Mitochondria are the power plants of the cell, a herd of bacteria-like organelles responsible for packaging energy store molecules used to power the chemistry of life. With age, mitochondria become dysfunctional throughout the body, for reasons that are not yet fully understood, but which clearly contribute to the onset of age-related declines and diseases. There is certainly stochastic damage to mitochondrial DNA that can lead to a small but significant number of pathological cells dumping oxidizing molecules into the surrounding tissue, but the general malaise of mitochondria is more sweeping than this.
One important contribution to this universal mitochondrial dysfunction appears to be a progressive failure of mitophagy. Mitophagy is a specialized form of autophagy, a quality control process responsible for flagging and then destroying worn and damaged mitochondria. Researchers have shown that specific component parts of the autophagy process can become less efficient with age, but the culprit here may be that mitochondria change in structure and size, becoming larger and more resilient to clearance by mitophagy. Why exactly this happens is, again, quite unclear at the detail level. Many of the research groups interested in the mitochondrial contribution to aging are focused on mitophagy, however, so we shall see, given time.
The brain is an energy-hungry organ, and, like muscle tissue, more profoundly affected by loss of mitochondrial function than is the case elsewhere in the body. Loss of mitochondrial function is a prominent feature of many neurodegenerative diseases, and is thought to be a noteworthy contributing cause of these conditions. Today’s open access paper discusses this topic in the context of mitophagy, and possible approaches to upregulation of mitophagy in old tissues, in order to better maintain mitochondrial function in later life.

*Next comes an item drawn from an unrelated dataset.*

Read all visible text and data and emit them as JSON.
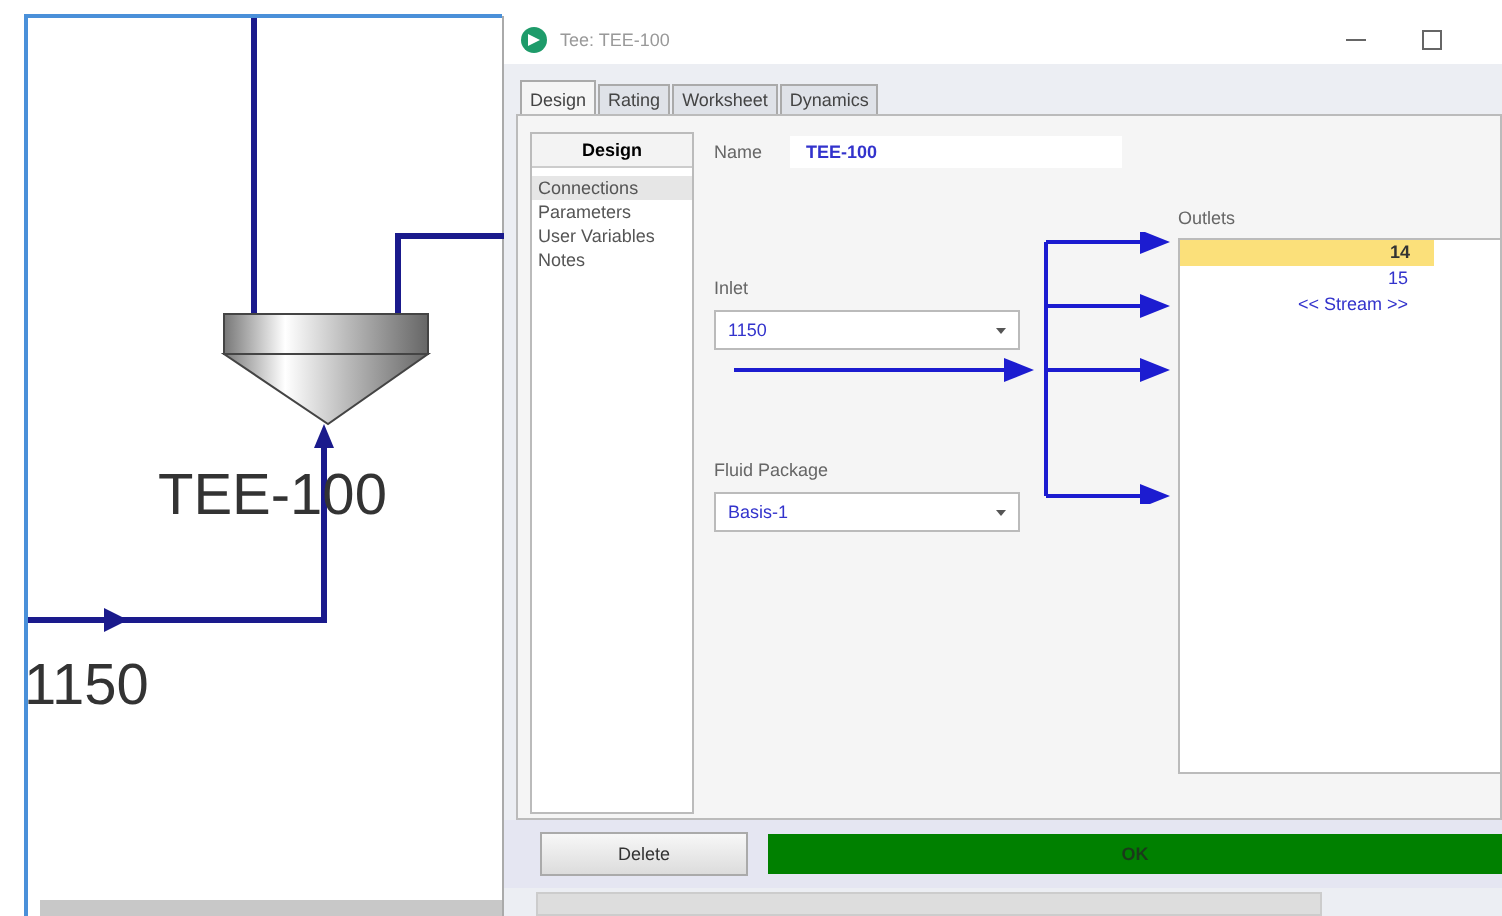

In Alzheimer’s disease (AD), mitochondrial dysfunction and the bioenergetic deficit contribute to the amyloid-β (Aβ) and phosphorylated Tau (p-Tau) pathologies; in turn, these two pathologies promote mitochondrial defects. As a consequence, a fundamental characteristic of AD is the impairment of mitochondria. Pharmacological agents, fasting, physical exercise, and caloric restriction can reverse this impairment. The main target of these methods is to enhance autophagy and mitophagy. Mitophagy plays a fundamental role in mitochondrial quality control and homeostasis, and the pathological consequences of its misregulation demonstrate its importance. However, the exact positions of mitophagy in AD etiology are still unclear as multiple steps are affected. Cells regulate mitochondrial degradation not only through control of the mitophagy machinery but also through delicate tuning of mitochondrial fusion and fission. It remains to see whether other cellular processes linked with mitochondria also have a role to play in mitophagy regulation.

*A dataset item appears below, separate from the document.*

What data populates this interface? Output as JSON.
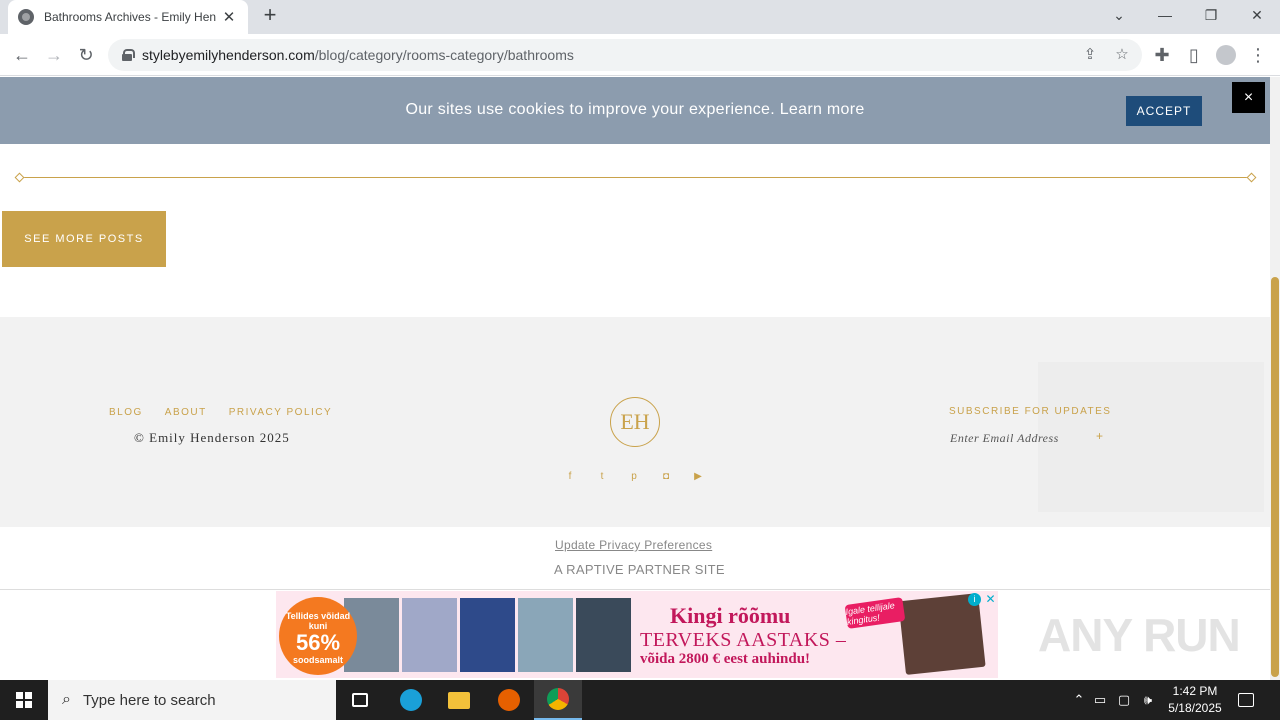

Accumulating studies suggest that dysfunctional mitochondria are mainly due to impaired mitophagy in neurons in AD. The ‘vicious cycle’ hypothesis proposed that loss-of-function mitophagy and Aβ and p-Tau, the biomarkers in AD pathophysiology, strongly influence each other. Moreover, the ‘vicious cycle’ experiments state that Aβ-dependent neuronal hyperactivity supports circuit dysfunction in the early stages of AD. Recently, researchers successfully stimulated mitophagy and reversed memory impairment using NAD+ supplementation, urolithin A, and action in both Aβ and tau Caenorhabditis elegans models. In human neurons derived from the hippocampus of AD patients and in AD animal models, enhanced mitophagy can even diminish insoluble Aβ and prevent cognitive impairment in AD mouse model through the suppression of neuroinflammation and microglial phagocytosis of Aβ plaques. These findings predict that enhancing mitophagy could be a novel approach to delay or even treat AD. To this end, plentiful pharmacological agents have been examined in preclinical studies.
In the past 20 years, most of the drugs tested in the clinic for AD have targeted the Aβ accumulation; however, none of these anti-Aβ therapies overcome the central problem. Today, a promising alternative option for AD therapeutics is to maintain mitochondrial homeostasis by enhancing autophagy and stimulating mitophagy. Dysfunctional mitophagy can increase Aβ and Tau pathologies, while aggregating Aβ can impair neuronal mitophagy in reverse. These outcomes indicate pivotal roles for mitophagy dysfunction, both upstream and downstream of Aβ and Tau pathways.